Learning from the Bangladeshi Islamic Microfinance Model for Sharia Microfinance Development in Indonesia
DOI:
https://doi.org/10.21154/elbarka.v8i2.12329Abstract
The extreme institutional fragmentation of Indonesia's 4,500+ BMT units has led to an inability to achieve economies of scale despite serving 3.7 million customers with assets of Rp 16 trillion, while the Bangladesh centric bank model (RDS-IBBL) serves 520,000 members with high efficiency but at the expense of social closeness, creating a trade-off of efficiency versus embeddedness that requires systematic investigation. The research uses a comparative qualitative method by analyzing academic literature 2008-2025, institutional reports (UNDP, Bangladesh Bank, OJK, LAZ), and regulatory documents through comparative descriptive analysis of six dimensions with multi-source triangulation validity.
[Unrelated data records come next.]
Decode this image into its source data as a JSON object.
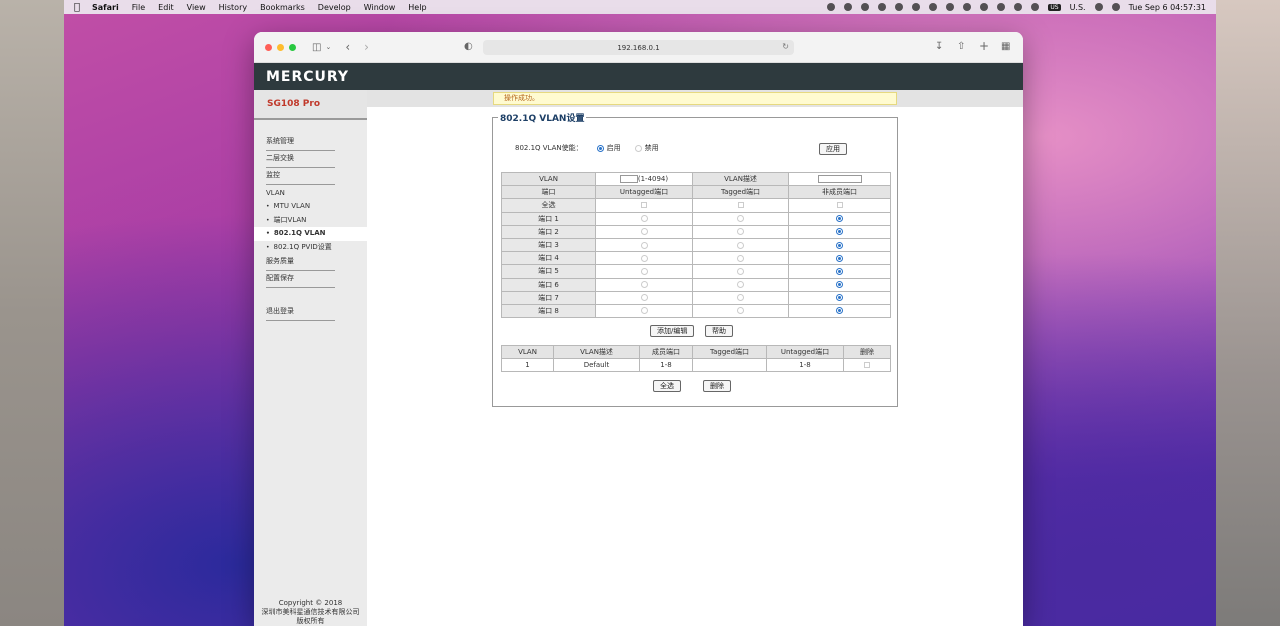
{
  "menubar": {
    "app": "Safari",
    "items": [
      "File",
      "Edit",
      "View",
      "History",
      "Bookmarks",
      "Develop",
      "Window",
      "Help"
    ],
    "lang": "US",
    "lang_label": "U.S.",
    "datetime": "Tue Sep 6  04:57:31"
  },
  "browser": {
    "url": "192.168.0.1"
  },
  "router": {
    "brand": "MERCURY",
    "model": "SG108 Pro",
    "success_msg": "操作成功。",
    "nav": {
      "system": "系统管理",
      "l2": "二层交换",
      "monitor": "监控",
      "vlan": "VLAN",
      "mtu_vlan": "MTU VLAN",
      "port_vlan": "端口VLAN",
      "q_vlan": "802.1Q VLAN",
      "pvid": "802.1Q PVID设置",
      "qos": "服务质量",
      "save": "配置保存",
      "logout": "退出登录"
    },
    "copyright": {
      "line1": "Copyright © 2018",
      "line2": "深圳市美科星通信技术有限公司",
      "line3": "版权所有"
    }
  },
  "panel": {
    "title": "802.1Q VLAN设置",
    "enable_label": "802.1Q VLAN使能：",
    "enable_on": "启用",
    "enable_off": "禁用",
    "apply_button": "应用",
    "config_table": {
      "vlan_label": "VLAN",
      "vlan_range": "(1-4094)",
      "vlan_desc_label": "VLAN描述",
      "port_col": "端口",
      "untagged_col": "Untagged端口",
      "tagged_col": "Tagged端口",
      "nonmember_col": "非成员端口",
      "select_all": "全选",
      "ports": [
        "端口 1",
        "端口 2",
        "端口 3",
        "端口 4",
        "端口 5",
        "端口 6",
        "端口 7",
        "端口 8"
      ]
    },
    "add_edit_button": "添加/编辑",
    "help_button": "帮助",
    "list_table": {
      "headers": [
        "VLAN",
        "VLAN描述",
        "成员端口",
        "Tagged端口",
        "Untagged端口",
        "删除"
      ],
      "rows": [
        {
          "vlan": "1",
          "desc": "Default",
          "members": "1-8",
          "tagged": "",
          "untagged": "1-8"
        }
      ]
    },
    "select_all_button": "全选",
    "delete_button": "删除"
  }
}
Empirical findings show that the Bangladesh bank-centric model achieved a recovery rate of >95% and increased the income of 72% of participants, while the Indonesian community-based model had a recovery rate of 85-90% but was resilient during the 1997-1998 crisis, with a dominance of 70-80% in both countries, explained five factors: transaction cost economics, extreme information asymmetry, institutional path dependency, regulatory constraints, and customer preference for certainty. The theoretical contribution validates the path dependency theory that institutional design shaped by historical trajectories is different (the legacy of the Grameen Bank versus the tradition of mutual cooperation) and rejects the assumption of convergence by proving persistent diversity that is context-dependent. The policy implications include five recommendations: a national apex body BMT for shared services while preserving local autonomy; Sharia Microfinance Academy with a target of 5,000 certified professionals in 5 years; harmonization of OJK regulations, Ministry of Cooperatives, Ministry of Religion; dual-track financing strategy to increase PLS proportion from <20% to 40% in 5 years; and the Structured Waqf Zakat Microfinance Integration Model Graduated Approach (70-80% Mustahiq to become muzakki in 2-3 years), requires a national coordination framework to transform the MFI ecosystem from atomistic fragmented to networked professionals to contribute optimally to the SDGs.